Legislative highlights of the “Homeowner Bill of Rights” include:
Assembly Bill 1602 | Senate Bill 1470 – The Foreclosure Reduction Act of 2012
• Require creditors to provide documentary evidence of ownership to establish the creditor’s right to foreclose on real property, prior to recording a notice of default; provide documentation of the chain of title to real property and the right to foreclose, at the time of the filing of a notice of default.
• Prohibit creditors from recording a notice of default when a timely-filed application for a loan modification or other loss mitigation measure is pending.
• Prohibit creditors from recording a notice of sale when 1) a timely-filed application for a loan modification or other loss mitigation measure is pending and 2) while a borrower is in compliance with the terms of a trial loan modification or after another loss mitigation measure has been approved.
Assembly Bill 2425 | Senate Bill 1471 – Due Process Reform
• Require creditors to provide a single point of contact to borrowers in the foreclosure process. Contact will be responsible for providing accurate account and other information related to the foreclosure or other loss mitigation process.
• Require creditors to provide a dedicated electronic mail address, facsimile number and mailing address for borrowers to submit information requested as part of any loss mitigation option.
• Authorize borrowers to challenge the unlawful commencement of a foreclosure process in court.
• Impose a $10,000 civil penalty on the recordation or filing of “robo-signed” documents, documents with information not personally verified for accuracy.
• Require that certain documents be recorded in a county recorder’s office.
Assembly Bill 2314 | Senate Bill 1472 – Blight Prevention
• Prevent blight enforcement actions from being taken against new purchasers of blighted property for 60 days, provided that repairs are being made to the property.
• Require banks that release liens on foreclosed property to inform local code enforcement agencies of the release so that demolition of blighted property can proceed.
• Increase fines against owners of blighted property from $1,000 per day to $5,000 per day, and allow the imposition of the costs of a receivership over blighted property to be imposed directly against the owner of blighted property.
Assembly Bill 2610 | Senate Bill 1473 – Tenant Protection
• Require foreclosed home buyers to honor the terms of existing leases and give tenants at least 90 days notice before commencing eviction proceedings.
Assembly Bill 1950 – Enhancement of Attorney General Enforcement
• Impose a new $25 fee to be paid by servicers upon the recording of a notice of default. The fee would be deposited into a real estate fraud prosecution trust fund that would support the Attorney General’s efforts to deter, investigate and prosecute real estate fraud crimes, including the work of the AG’s Mortgage Fraud Strike Force.

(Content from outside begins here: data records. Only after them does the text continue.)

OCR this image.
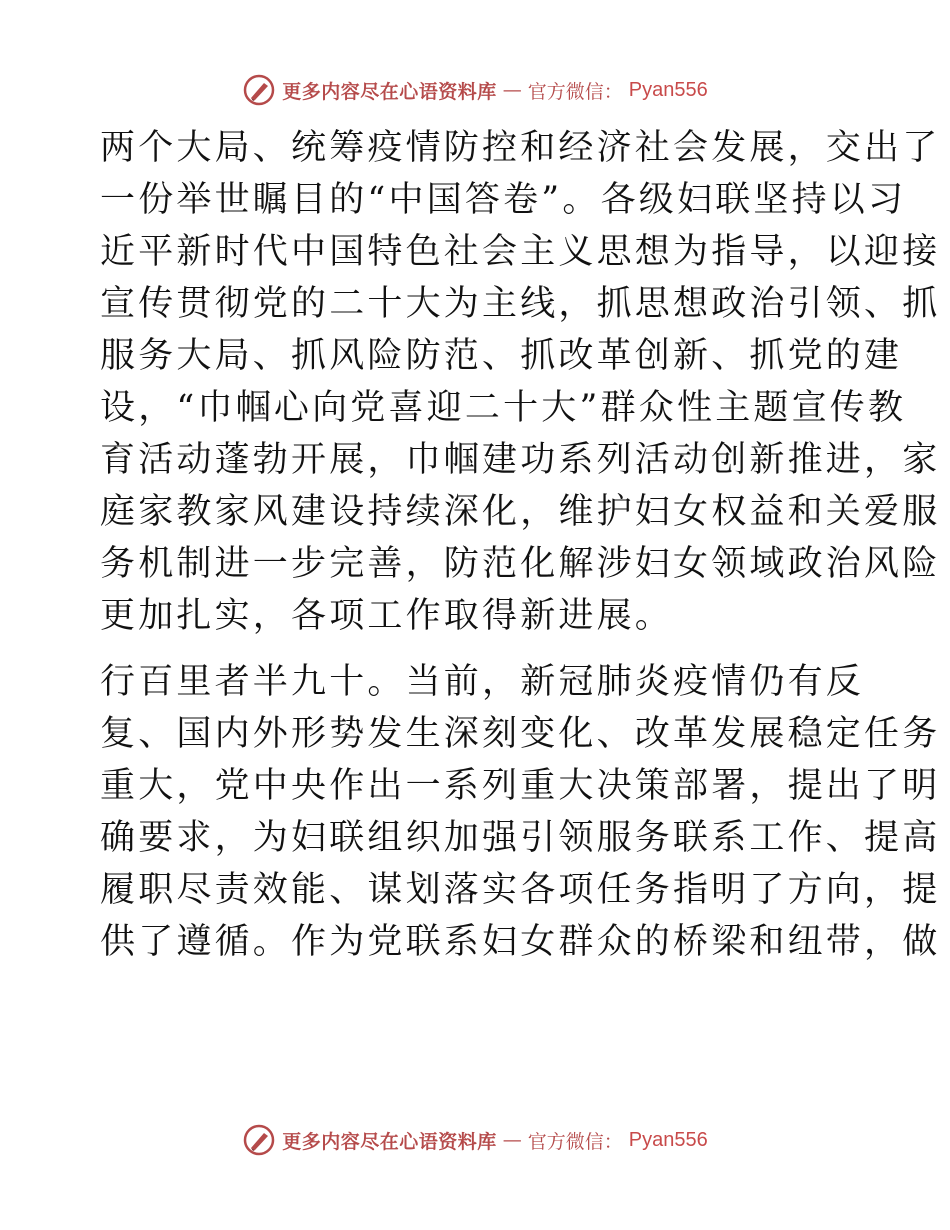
更多内容尽在心语资料库 — 官方微信： Pyan556
两个大局、统筹疫情防控和经济社会发展，交出了
一份举世瞩目的“中国答卷”。各级妇联坚持以习
近平新时代中国特色社会主义思想为指导，以迎接
宣传贯彻党的二十大为主线，抓思想政治引领、抓
服务大局、抓风险防范、抓改革创新、抓党的建
设，“巾帼心向党喜迎二十大”群众性主题宣传教
育活动蓬勃开展，巾帼建功系列活动创新推进，家
庭家教家风建设持续深化，维护妇女权益和关爱服
务机制进一步完善，防范化解涉妇女领域政治风险
更加扎实，各项工作取得新进展。
行百里者半九十。当前，新冠肺炎疫情仍有反
复、国内外形势发生深刻变化、改革发展稳定任务
重大，党中央作出一系列重大决策部署，提出了明
确要求，为妇联组织加强引领服务联系工作、提高
履职尽责效能、谋划落实各项任务指明了方向，提
供了遵循。作为党联系妇女群众的桥梁和纽带，做
更多内容尽在心语资料库 — 官方微信： Pyan556
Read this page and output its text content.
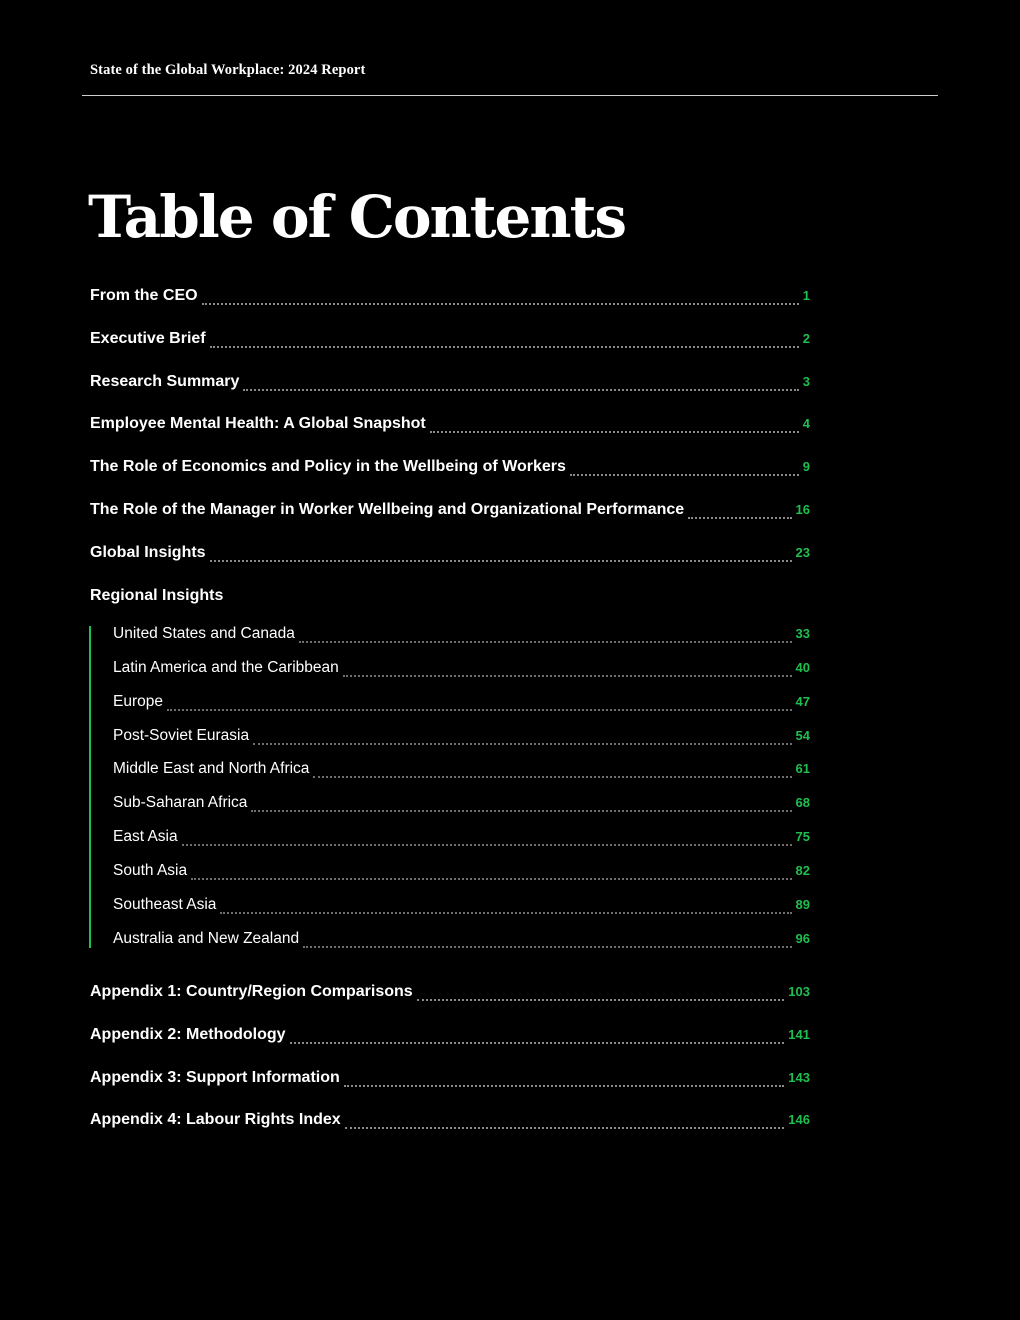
State of the Global Workplace: 2024 Report
Table of Contents
From the CEO	1
Executive Brief	2
Research Summary	3
Employee Mental Health: A Global Snapshot	4
The Role of Economics and Policy in the Wellbeing of Workers	9
The Role of the Manager in Worker Wellbeing and Organizational Performance	16
Global Insights	23
Regional Insights
United States and Canada	33
Latin America and the Caribbean	40
Europe	47
Post-Soviet Eurasia	54
Middle East and North Africa	61
Sub-Saharan Africa	68
East Asia	75
South Asia	82
Southeast Asia	89
Australia and New Zealand	96
Appendix 1: Country/Region Comparisons	103
Appendix 2: Methodology	141
Appendix 3: Support Information	143
Appendix 4: Labour Rights Index	146
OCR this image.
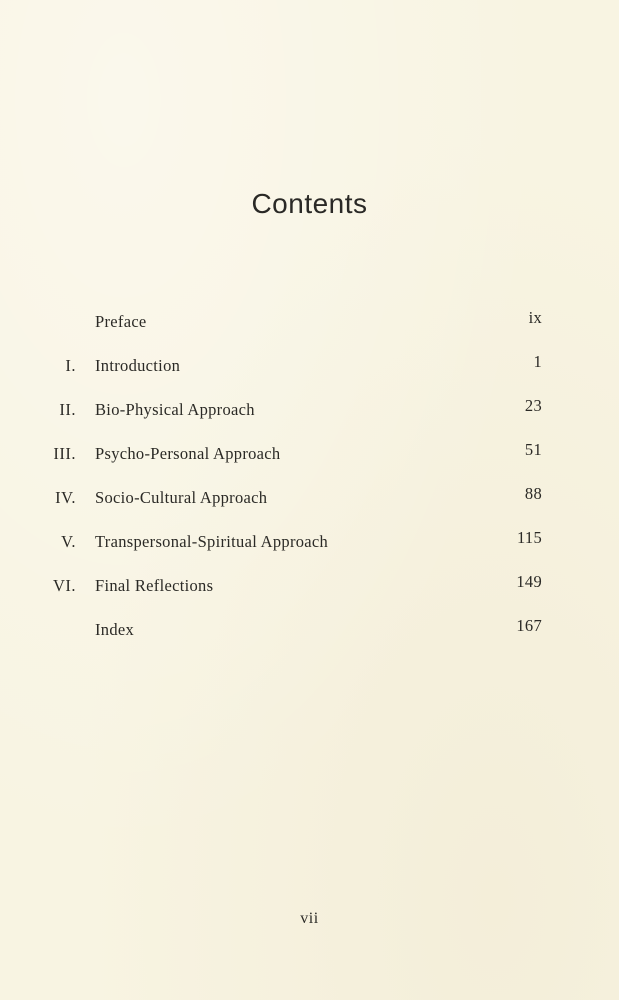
Contents
Preface	ix
I. Introduction	1
II. Bio-Physical Approach	23
III. Psycho-Personal Approach	51
IV. Socio-Cultural Approach	88
V. Transpersonal-Spiritual Approach	115
VI. Final Reflections	149
Index	167
vii
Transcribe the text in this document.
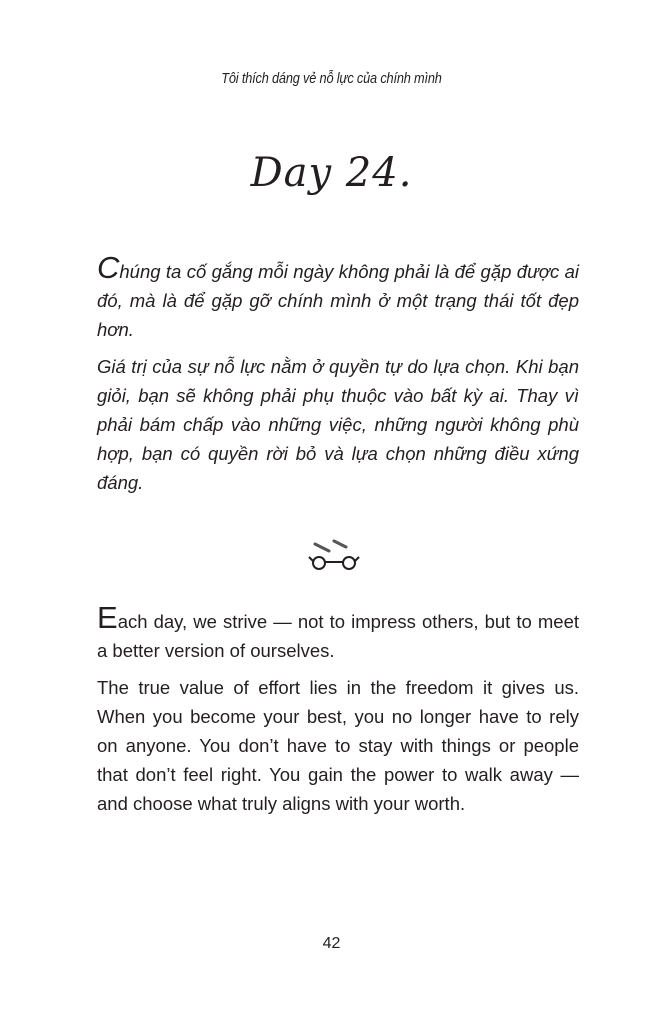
Tôi thích dáng vẻ nỗ lực của chính mình
Day 24.

Chúng ta cố gắng mỗi ngày không phải là để gặp được ai đó, mà là để gặp gỡ chính mình ở một trạng thái tốt đẹp hơn.

Giá trị của sự nỗ lực nằm ở quyền tự do lựa chọn. Khi bạn giỏi, bạn sẽ không phải phụ thuộc vào bất kỳ ai. Thay vì phải bám chấp vào những việc, những người không phù hợp, bạn có quyền rời bỏ và lựa chọn những điều xứng đáng.

Each day, we strive — not to impress others, but to meet a better version of ourselves.

The true value of effort lies in the freedom it gives us. When you become your best, you no longer have to rely on anyone. You don’t have to stay with things or people that don’t feel right. You gain the power to walk away — and choose what truly aligns with your worth.

42
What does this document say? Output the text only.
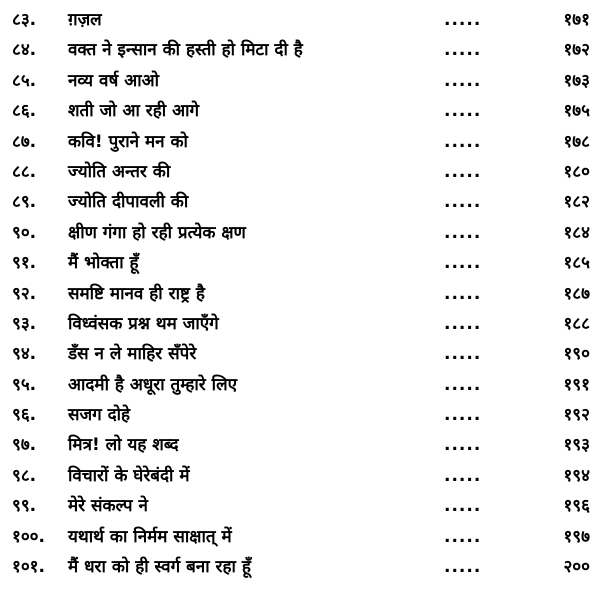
८३. ग़ज़ल	.....	१७१
८४. वक्त ने इन्सान की हस्ती हो मिटा दी है	.....	१७२
८५. नव्य वर्ष आओ	.....	१७३
८६. शती जो आ रही आगे	.....	१७५
८७. कवि! पुराने मन को	.....	१७८
८८. ज्योति अन्तर की	.....	१८०
८९. ज्योति दीपावली की	.....	१८२
९०. क्षीण गंगा हो रही प्रत्येक क्षण	.....	१८४
९१. मैं भोक्ता हूँ	.....	१८५
९२. समष्टि मानव ही राष्ट्र है	.....	१८७
९३. विध्वंसक प्रश्न थम जाएँगे	.....	१८८
९४. डँस न ले माहिर सँपेरे	.....	१९०
९५. आदमी है अधूरा तुम्हारे लिए	.....	१९१
९६. सजग दोहे	.....	१९२
९७. मित्र! लो यह शब्द	.....	१९३
९८. विचारों के घेरेबंदी में	.....	१९४
९९. मेरे संकल्प ने	.....	१९६
१००. यथार्थ का निर्मम साक्षात् में	.....	१९७
१०१. मैं धरा को ही स्वर्ग बना रहा हूँ	.....	२००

• Extend the statute of limitations from one year to four years from the date of discovery for violations of law commonly occurring in connection with foreclosure-related scams, including acting as a real-estate agent without a license and charging up-front fees for loan modification services.
Senate Bill 1474 | Assembly Bill 1763 – Attorney General Special Grand Jury
• Authorize the Attorney General to impanel a special grand jury for the purposes of investigating and indicting multi-jurisdictional financial crimes against the state.